It seems a milestone has been passed. Just three months ago, Rory Cellan-Jones and – it seemed – half the professional journalists out there who were aware of teh internets (both of them) were upbraiding me for my “pompous” invasion of poor Rory’s privacy by quoting one of his tweets on my blog. Yet last week, Rory himself thought nothing about “invading the privacy” of Stephen Fry and his 20,000 close personal friends on Twitter by doing the exact same thing.
Suddenly, everything seems to be happening at once with Twitter, with Stephen Fry’s genitalia coming in for some exposure in the Metro. Meanwhile, Greg “Parkman from Heroes” Grunberg, arguably ill-advisedly, semi-offered Wil “Wesley Crusher from Star Trek (and let’s not forget the whole leeches thing)” Wheaton a part in Heroes, which Tim Kring later went on to semi-endorse. Not surprisingly, Wil Wheaton is now trying to dampen speculation about this serious departure from the usual let-my-people-talk-to-your-people convention.
All this brouhaha appears to have caught the attention on one Tony Benn (a keen Heroes fan, I’m sure), who this evening started tweeting himself. It seems, somehow, that the tool has finally reached another level in terms of public awareness. I expect it to explode in popularity now. Mark my words; if you don’t already have a twitter account, there’s a pretty high chance you’ll have one in six months. Remember back when you used to assure people you would never set up a Facebook account?
Ironically, many (including myself) would have predicted Twitter’s death, at least in the UK, back in August when they suddenly stopped offering their free SMS service (in the US, as I understand it, phone owners pay to receive, rather than send, SMS, which means the service was always more sustainable there). The opposite appears to have happened. Looking at my own experience with the benefit of hindsight though, it is perfectly understandable. I walked away from Twitter on two seperate occasions because I found the barrage of SMS was getting too much, yet using it via an app such as TwitterFox and TwitterBerry gives you the best of both worlds – all the brevity of SMS but without the obtrusiveness. Using it as a social bookmarking tool was also not obvious in the early days, but this has become ubiquitous (to some people’s dismay). Finally, I started to see its true potential as a communications tool.
So where does it go from here?
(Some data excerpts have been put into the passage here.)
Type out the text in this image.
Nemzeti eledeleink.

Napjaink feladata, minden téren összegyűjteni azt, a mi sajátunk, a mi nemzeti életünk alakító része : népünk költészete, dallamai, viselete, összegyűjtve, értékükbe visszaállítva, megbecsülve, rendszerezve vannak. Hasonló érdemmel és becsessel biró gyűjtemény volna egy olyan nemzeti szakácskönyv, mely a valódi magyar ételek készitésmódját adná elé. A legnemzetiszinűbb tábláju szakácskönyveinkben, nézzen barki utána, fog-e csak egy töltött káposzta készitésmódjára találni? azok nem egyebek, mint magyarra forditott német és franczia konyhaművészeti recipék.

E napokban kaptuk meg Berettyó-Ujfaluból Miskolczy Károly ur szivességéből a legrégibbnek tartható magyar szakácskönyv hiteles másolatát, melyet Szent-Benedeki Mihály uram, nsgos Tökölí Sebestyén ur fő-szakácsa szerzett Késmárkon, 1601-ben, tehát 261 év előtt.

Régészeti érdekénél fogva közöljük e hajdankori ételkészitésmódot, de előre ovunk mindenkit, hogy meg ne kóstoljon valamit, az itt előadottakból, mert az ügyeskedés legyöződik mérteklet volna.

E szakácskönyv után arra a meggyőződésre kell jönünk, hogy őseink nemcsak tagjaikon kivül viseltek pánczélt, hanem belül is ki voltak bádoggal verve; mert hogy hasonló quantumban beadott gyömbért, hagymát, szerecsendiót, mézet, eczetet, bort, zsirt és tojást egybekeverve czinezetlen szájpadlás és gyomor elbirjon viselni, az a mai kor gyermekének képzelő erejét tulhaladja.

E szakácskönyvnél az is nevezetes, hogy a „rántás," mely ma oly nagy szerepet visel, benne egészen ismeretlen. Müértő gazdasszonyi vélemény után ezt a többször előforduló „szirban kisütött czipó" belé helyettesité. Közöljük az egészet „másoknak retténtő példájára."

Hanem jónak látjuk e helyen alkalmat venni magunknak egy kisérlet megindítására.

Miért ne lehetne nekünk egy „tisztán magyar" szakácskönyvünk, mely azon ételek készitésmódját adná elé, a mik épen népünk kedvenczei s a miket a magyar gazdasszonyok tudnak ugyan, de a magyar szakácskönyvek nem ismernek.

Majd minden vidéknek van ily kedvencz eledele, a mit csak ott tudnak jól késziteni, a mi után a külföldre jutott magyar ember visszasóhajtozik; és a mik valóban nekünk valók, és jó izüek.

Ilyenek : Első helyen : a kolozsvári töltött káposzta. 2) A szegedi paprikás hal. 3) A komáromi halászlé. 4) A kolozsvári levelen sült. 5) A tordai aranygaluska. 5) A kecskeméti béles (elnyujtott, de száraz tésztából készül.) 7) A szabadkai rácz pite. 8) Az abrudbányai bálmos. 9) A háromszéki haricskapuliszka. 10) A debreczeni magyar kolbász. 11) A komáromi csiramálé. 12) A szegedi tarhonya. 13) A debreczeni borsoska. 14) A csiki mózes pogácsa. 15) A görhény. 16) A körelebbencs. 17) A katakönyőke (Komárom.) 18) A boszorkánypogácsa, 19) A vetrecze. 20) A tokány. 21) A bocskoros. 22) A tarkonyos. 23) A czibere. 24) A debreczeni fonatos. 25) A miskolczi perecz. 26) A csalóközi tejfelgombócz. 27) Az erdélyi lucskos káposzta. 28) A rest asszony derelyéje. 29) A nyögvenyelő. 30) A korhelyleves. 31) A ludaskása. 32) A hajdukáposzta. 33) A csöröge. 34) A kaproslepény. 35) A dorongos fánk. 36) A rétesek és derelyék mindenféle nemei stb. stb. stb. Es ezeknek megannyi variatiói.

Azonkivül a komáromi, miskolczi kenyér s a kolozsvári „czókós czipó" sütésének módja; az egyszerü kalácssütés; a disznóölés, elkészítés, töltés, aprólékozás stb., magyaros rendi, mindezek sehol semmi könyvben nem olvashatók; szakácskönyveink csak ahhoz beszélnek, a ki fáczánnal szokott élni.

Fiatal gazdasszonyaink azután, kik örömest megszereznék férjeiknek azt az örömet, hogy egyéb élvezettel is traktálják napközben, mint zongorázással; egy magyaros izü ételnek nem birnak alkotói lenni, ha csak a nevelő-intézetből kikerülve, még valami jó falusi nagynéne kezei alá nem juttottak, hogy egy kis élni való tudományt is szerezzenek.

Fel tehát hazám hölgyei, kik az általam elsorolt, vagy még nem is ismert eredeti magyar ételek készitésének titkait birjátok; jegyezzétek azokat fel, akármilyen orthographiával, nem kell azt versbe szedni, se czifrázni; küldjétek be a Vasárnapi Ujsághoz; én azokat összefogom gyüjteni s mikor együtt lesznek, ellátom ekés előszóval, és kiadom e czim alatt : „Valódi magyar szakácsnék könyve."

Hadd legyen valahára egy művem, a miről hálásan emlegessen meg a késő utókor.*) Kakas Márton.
Well, it sort of all depends on whether the lynchmob mentality which predominates comments on YouTube starts to take hold. If the celebs find themselves having to wade through thousands of comments about their parentage each morning, they are likely to walk away. Thus far, this doesn’t seem to be happening, although there have been some grumblings amongst the golden people. At some point it has to pay its way and there is already talk of Twitter adding ads to the service. Will that kill it? A lot of people seem to think so but I doubt it. Once the excitement dies down though I suspect it will mature into a system for chatting with friends and accessing newswires, helped along by third party services like FeedBlitz.
For the time being though, it is a pretty remarkable phenomenon to be witnessing in real time. Come and join us!
UPDATE: It turns out that the Tony Benn who started tweeting earlier this week was a fraud. Benn has apparently now started a twitter account himself, but it was all lies. Mea culpa – I shouldn’t have been so naive. But what is the point of impersonating someone when you aren’t even being satirical?
Putting something on Twitter is like putting a photo on Facebook without any privacy settings turned on.
Why do people get upset when they publicly broadcast information, only for someone to have a laugh at their expense?